SELF-CARE SKILLS FOR PARENTING ATTENTION DIFFERENT CHILDREN
by George T. Lynn, M. A., C.M.H.C.

Parenting a child with attention differences (Attention Deficit, Tourette Syndrome, Obsessive Compulsive) can be an experience that either strengthens parents or stresses them to the point of burnout.  I have noticed in my counseling practice that parents who are best at managing their spirited kids are also best at taking care of themselves.  Those most effective share five basic characteristics.

1. They see parenting an Attention Different child as a challenge, not a curse.  Hans Selye, the researcher who first identified the human stress response in the nineteen twenties said that accepting stressors as challenges is a marker of the healthiest people.  He called this the "eustress" response and differentiated it from distress, a reaction style which can result in physical and psychological health problems.

Parents who have a eustress attitude do not try to avoid the reality that their child is different but seek to understand problems as they come up and try different things to deal with them until they find something that works.  Their attitude is "This is not going to grind me down.  I am strong enough and creative enough to deal with it, and I will prevail!"

2. They don't take it personally.  Attention Different children have biochemically caused problems such as disinhibition and aggression that are not the parents' fault and that the child could not eliminate if he wanted with all his heart to do so.  The best parents realize this.  They don't put themselves down for not being able to change him.  They stay firm, but not merciless, and they don't argue with the child.  Guilt for something you can't control is a ticket to burnout.

3. They parent smart.  Eustress oriented parents realize that they cannot let the experts run their lives and that they must themselves become authorities on what is happening psychologically and biochemically with their child.  They keep up on their reading and become well versed in all aspects of their child's management, medication, diet and behavioral issues.  They also actively participate in organizations that provide information and assistance (LDA, CH.A.D.D., Tourette Syndrome Association, OCD Association, etc.)

4. They become skillful in dealing with bureaucracies.  Just as they do not let experts run their lives, they do not let professional managers in organizations mandated to help their children (schools, other service delivery agencies) tell them what to do.  As parents of health impaired children they realize that the law is on their side but they may first have to let managers in charge of resource scarce programs know that they are not going to go away or accept a level of service that does not help their child.  They become very assertive.

Hans Selye said that having a feeling of control over one's life is a central aspect of personal stress management.  Parents may have to fight to keep their power with bureaucracies but it is worth the fight in terms of their child's well being and their own peace of mind.
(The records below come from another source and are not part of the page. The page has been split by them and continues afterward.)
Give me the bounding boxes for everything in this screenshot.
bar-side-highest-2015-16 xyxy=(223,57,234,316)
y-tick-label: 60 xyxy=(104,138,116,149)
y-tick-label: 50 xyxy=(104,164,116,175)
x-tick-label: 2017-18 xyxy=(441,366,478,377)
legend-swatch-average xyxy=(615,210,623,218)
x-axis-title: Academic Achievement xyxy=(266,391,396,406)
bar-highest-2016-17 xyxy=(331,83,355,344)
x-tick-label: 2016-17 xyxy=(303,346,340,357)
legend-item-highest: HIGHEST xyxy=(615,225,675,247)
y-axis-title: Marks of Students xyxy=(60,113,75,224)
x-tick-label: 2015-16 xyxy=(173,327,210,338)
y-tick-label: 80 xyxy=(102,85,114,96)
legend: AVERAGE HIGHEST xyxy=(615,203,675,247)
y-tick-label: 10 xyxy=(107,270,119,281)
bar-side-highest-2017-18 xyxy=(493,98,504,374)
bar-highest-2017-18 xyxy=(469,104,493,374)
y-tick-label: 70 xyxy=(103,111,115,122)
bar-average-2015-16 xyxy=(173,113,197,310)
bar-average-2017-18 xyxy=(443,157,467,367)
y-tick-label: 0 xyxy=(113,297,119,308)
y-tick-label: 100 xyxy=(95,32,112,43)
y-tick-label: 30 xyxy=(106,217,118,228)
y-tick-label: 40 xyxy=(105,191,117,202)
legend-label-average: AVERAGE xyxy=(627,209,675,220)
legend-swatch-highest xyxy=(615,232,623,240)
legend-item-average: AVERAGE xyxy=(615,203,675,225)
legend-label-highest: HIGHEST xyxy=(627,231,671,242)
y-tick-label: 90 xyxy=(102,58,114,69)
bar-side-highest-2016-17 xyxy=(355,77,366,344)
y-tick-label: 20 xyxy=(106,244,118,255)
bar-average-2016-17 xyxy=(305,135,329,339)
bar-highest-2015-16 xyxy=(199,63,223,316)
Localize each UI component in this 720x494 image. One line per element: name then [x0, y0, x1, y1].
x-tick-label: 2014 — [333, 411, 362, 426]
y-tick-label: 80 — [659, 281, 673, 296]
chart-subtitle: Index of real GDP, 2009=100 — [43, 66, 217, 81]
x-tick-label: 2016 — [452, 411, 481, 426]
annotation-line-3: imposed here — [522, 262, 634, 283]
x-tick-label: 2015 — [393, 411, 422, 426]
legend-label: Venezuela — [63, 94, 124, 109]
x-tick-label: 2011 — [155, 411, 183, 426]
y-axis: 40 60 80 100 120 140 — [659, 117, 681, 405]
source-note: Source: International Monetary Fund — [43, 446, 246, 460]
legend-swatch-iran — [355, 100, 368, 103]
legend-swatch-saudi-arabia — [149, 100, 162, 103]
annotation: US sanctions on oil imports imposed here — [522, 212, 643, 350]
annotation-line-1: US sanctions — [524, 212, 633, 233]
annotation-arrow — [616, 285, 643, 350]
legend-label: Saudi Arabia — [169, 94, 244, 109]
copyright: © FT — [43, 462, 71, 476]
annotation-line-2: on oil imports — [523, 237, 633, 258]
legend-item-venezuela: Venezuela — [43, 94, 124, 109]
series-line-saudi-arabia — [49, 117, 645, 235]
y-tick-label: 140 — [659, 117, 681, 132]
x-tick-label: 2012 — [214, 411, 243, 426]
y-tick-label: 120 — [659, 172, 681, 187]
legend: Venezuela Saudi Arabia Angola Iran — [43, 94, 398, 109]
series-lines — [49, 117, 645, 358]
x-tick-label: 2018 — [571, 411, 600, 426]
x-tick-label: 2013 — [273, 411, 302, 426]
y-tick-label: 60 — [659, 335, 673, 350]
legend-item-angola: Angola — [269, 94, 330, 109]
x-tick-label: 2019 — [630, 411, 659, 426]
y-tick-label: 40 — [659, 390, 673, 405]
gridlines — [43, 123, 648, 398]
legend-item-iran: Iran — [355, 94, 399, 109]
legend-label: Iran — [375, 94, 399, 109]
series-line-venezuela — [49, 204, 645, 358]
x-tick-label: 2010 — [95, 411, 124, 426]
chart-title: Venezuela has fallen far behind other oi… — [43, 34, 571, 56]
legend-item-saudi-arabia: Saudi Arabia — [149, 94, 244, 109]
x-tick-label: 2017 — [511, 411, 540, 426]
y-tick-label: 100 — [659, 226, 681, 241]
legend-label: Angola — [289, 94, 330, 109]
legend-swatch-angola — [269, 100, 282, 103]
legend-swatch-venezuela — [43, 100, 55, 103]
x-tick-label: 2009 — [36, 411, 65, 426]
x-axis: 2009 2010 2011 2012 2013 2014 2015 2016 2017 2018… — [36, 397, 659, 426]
5. They get support.  Stress research on people who have survived horrendous experiences such as war or internment in concentration camps, has demonstrated that it is  those who band together and take comfort from each other who survive.  Parenting an Attention Different child can be initially isolating.  Parents will experience severe disapproval from other adults who feel that the child needs more discipline or more love or more something else.

Parents who take best care of themselves actively seek out support from friends through deliberately educating them on their child's problem or they participate in organized support groups.

As a parent of a Tourette child, I have been amazed by how accepting people can be once they know that my son's behavior is only partially under his control.  Getting the support of friends and neighbors is an ongoing process and the timing has to be right to talk about it.  But once the subject is brought up and the questions explored, the stage is set for a new, stronger relationship based on acceptance and knowledge.  Though parents must take some interpersonal risks initially, the end result of making their child's differences a spoken about part of their lives moves all toward a greater sense of community and makes the parenting challenge enormously easier.
 _ printed in The Missing Piece .Spring, 1994.